O consumo de drogas ilícitas entre adolescentes do Acre apresentou queda significativa em 2024, de acordo com dados da Pesquisa Nacional de Saúde do Escolar (PeNSE), divulgada pelo IBGE. O levantamento, que analisa estudantes de 13 a 17 anos, revela que 8,3% dos jovens afirmaram já ter experimentado algum tipo de droga ilícita ao longo da vida.
O número representa uma redução de 33,5% em comparação com 2019, quando o índice era de 12,5%. A diminuição foi observada tanto entre meninos quanto entre meninas, com percentuais próximos: 8,4% e 8,1%, respectivamente.

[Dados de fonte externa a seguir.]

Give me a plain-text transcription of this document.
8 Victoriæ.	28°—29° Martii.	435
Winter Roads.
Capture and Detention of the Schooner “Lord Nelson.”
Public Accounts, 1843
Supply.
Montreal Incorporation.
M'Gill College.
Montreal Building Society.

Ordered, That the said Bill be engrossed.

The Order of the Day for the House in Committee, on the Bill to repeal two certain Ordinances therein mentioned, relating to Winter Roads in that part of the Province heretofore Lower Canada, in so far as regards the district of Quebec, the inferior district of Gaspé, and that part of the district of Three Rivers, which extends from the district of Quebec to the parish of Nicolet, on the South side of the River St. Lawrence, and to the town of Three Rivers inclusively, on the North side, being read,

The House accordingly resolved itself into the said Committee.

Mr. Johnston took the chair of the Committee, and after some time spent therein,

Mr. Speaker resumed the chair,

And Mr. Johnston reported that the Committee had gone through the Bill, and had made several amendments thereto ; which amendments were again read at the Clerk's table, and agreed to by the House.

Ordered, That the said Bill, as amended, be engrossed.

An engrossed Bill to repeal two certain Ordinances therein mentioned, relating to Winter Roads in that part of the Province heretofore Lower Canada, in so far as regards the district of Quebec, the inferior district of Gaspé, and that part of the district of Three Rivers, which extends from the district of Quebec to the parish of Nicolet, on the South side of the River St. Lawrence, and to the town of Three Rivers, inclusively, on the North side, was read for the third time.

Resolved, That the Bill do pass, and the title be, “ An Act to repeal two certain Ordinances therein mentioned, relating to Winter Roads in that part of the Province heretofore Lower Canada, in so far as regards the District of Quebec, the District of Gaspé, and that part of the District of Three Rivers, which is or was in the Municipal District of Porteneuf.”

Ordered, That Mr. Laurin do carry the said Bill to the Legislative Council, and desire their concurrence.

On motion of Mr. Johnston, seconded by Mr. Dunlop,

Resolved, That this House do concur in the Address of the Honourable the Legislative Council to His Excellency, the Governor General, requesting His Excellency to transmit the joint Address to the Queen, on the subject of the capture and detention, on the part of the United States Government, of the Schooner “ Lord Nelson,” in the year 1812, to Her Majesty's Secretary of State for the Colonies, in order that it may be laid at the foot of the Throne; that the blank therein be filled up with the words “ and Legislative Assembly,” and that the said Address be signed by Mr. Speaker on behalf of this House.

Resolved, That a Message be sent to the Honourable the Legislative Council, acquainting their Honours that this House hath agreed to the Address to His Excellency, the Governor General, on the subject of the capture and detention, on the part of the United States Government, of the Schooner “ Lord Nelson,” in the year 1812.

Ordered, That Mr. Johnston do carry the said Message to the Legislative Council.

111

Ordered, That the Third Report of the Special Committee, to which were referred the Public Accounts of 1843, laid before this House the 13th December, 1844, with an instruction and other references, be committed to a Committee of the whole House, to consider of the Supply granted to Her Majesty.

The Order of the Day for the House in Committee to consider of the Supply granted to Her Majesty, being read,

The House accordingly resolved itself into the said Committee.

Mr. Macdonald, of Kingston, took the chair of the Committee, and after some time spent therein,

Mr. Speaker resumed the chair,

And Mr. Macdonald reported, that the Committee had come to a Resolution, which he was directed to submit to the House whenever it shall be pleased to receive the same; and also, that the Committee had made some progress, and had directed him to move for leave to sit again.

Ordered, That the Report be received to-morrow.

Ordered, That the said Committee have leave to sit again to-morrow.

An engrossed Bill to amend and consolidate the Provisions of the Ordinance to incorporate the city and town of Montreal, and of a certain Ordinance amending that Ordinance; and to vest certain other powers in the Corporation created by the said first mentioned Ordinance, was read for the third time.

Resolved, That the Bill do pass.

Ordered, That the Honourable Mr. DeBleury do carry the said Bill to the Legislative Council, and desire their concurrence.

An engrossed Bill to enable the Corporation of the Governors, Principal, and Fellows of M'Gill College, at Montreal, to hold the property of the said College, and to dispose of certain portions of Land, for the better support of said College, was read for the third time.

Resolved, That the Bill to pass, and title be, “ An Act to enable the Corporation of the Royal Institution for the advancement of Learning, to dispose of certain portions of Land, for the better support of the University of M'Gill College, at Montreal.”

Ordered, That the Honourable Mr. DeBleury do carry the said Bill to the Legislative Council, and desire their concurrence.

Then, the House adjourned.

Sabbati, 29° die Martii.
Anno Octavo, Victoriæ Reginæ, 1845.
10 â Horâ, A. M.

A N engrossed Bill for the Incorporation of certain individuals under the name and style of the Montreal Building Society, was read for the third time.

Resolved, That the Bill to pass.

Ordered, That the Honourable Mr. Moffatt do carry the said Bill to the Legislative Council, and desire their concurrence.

Apesar do cenário positivo, a pesquisa chama atenção para a diferença entre as redes de ensino. Entre alunos da rede pública, 8,7% relataram já ter tido contato com drogas, enquanto na rede privada o índice foi menor, de 5,7%. O estudo também destaca que estudantes da rede pública tendem a iniciar o uso mais cedo.
Outro dado relevante é a redução na experimentação precoce. Em 2024, 2,7% dos adolescentes disseram ter usado drogas pela primeira vez aos 13 anos ou menos, número inferior aos 4,3% registrados em 2019. Ainda assim, a desigualdade entre redes persiste: 3,0% dos alunos da rede pública relataram uso precoce, contra 1,3% na rede privada.
Entre os sexos, os meninos apresentam maior tendência à experimentação precoce, com 3,1%, enquanto entre as meninas o índice é de 2,2%.
Os dados reforçam a importância de políticas públicas e ações preventivas voltadas ao público jovem, especialmente nas escolas, para manter a tendência de queda e ampliar a conscientização sobre os riscos do uso de drogas ilícitas.